BGE 138 V 522 |
61. Auszug aus dem Urteil der I. sozialrechtlichen Abteilung i.S. Metzger-Versicherungen Genossenschaft gegen O. (Beschwerde in öffentlich-rechtlichen Angelegenheiten) |
8C_274/2012 vom 4. Dezember 2012 |
Regeste |
Art. 39 UVG; Art. 50 UVV: Wagnis; Leistungskürzung. |
Sachverhalt |
A. Der 1989 geborene O. war seit 1. Oktober 2008 als Metzger bei der R. AG tätig gewesen und dadurch bei der Metzger-Versicherungen Genossenschaft (nachfolgend: Unfallversicherer) obligatorisch unfallversichert. Am Abend des 29. August 2009 liess sich O., rittlings auf einem Baumast in rund vier Metern Höhe sitzend, kopfüber in den an dieser Stelle ca. 80 cm tiefen Rhein fallen und schlug mit dem Kopf auf dem Grund des Flusses auf. Er erlitt eine Halswirbelfraktur mit anschliessender Tetraplegie.

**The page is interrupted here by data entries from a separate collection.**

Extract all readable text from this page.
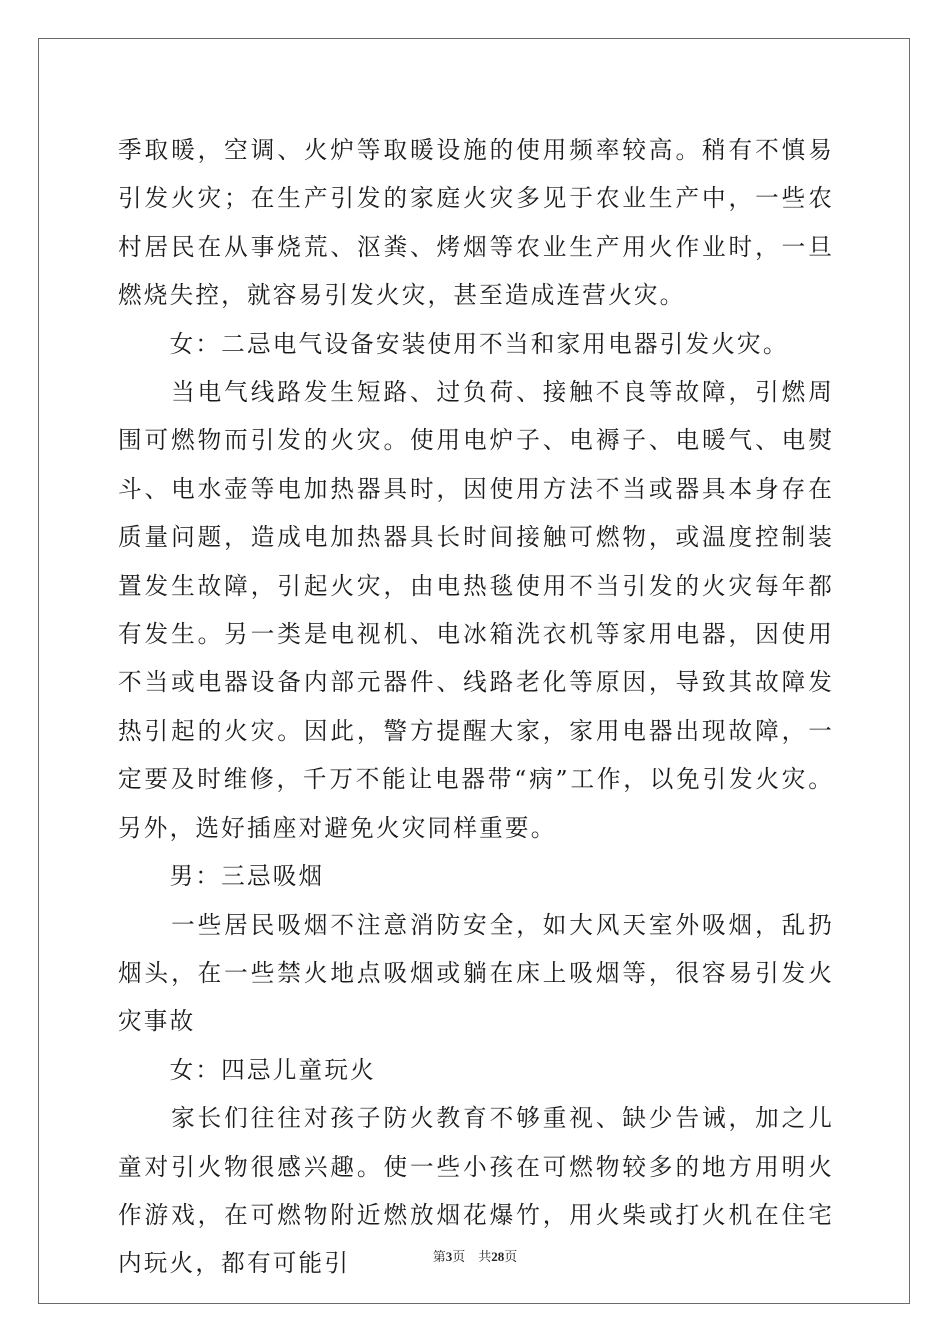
季取暖，空调、火炉等取暖设施的使用频率较高。稍有不慎易引发火灾；在生产引发的家庭火灾多见于农业生产中，一些农村居民在从事烧荒、沤粪、烤烟等农业生产用火作业时，一旦燃烧失控，就容易引发火灾，甚至造成连营火灾。

　　女：二忌电气设备安装使用不当和家用电器引发火灾。

　　当电气线路发生短路、过负荷、接触不良等故障，引燃周围可燃物而引发的火灾。使用电炉子、电褥子、电暖气、电熨斗、电水壶等电加热器具时，因使用方法不当或器具本身存在质量问题，造成电加热器具长时间接触可燃物，或温度控制装置发生故障，引起火灾，由电热毯使用不当引发的火灾每年都有发生。另一类是电视机、电冰箱洗衣机等家用电器，因使用不当或电器设备内部元器件、线路老化等原因，导致其故障发热引起的火灾。因此，警方提醒大家，家用电器出现故障，一定要及时维修，千万不能让电器带“病”工作，以免引发火灾。另外，选好插座对避免火灾同样重要。

　　男：三忌吸烟

　　一些居民吸烟不注意消防安全，如大风天室外吸烟，乱扔烟头，在一些禁火地点吸烟或躺在床上吸烟等，很容易引发火灾事故

　　女：四忌儿童玩火

　　家长们往往对孩子防火教育不够重视、缺少告诫，加之儿童对引火物很感兴趣。使一些小孩在可燃物较多的地方用明火作游戏，在可燃物附近燃放烟花爆竹，用火柴或打火机在住宅内玩火，都有可能引	第3页 共28页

Mit Verfügung vom 17. März 2010 und Einspracheentscheid vom 21. September 2010 hielt der Unfallversicherer fest, er werde die Geldleistungen um 50 % kürzen, da der Unfall auf ein Wagnis zurückgehe. |
B. O. erhob gegen den Einspracheentscheid vom 21. September 2010 Beschwerde beim Sozialversicherungsgericht des Kantons Zürich und beantragte die Zusprechung der vollen gesetzlichen Leistungen der Unfallversicherung. Das Sozialversicherungsgericht des Kantons Zürich hiess die Beschwerde in dem Sinne teilweise gut, dass es den Einspracheentscheid mit der Feststellung, eine Leistungskürzung unter dem Titel Wagnis sei nicht zulässig, aufhob und die Sache an den Unfallversicherer zurückwies, damit dieser über den Umfang einer Leistungskürzung im Sinne von Art. 37 Abs. 2 UVG (SR 832.20) verfüge (Entscheid vom 24. Februar 2012).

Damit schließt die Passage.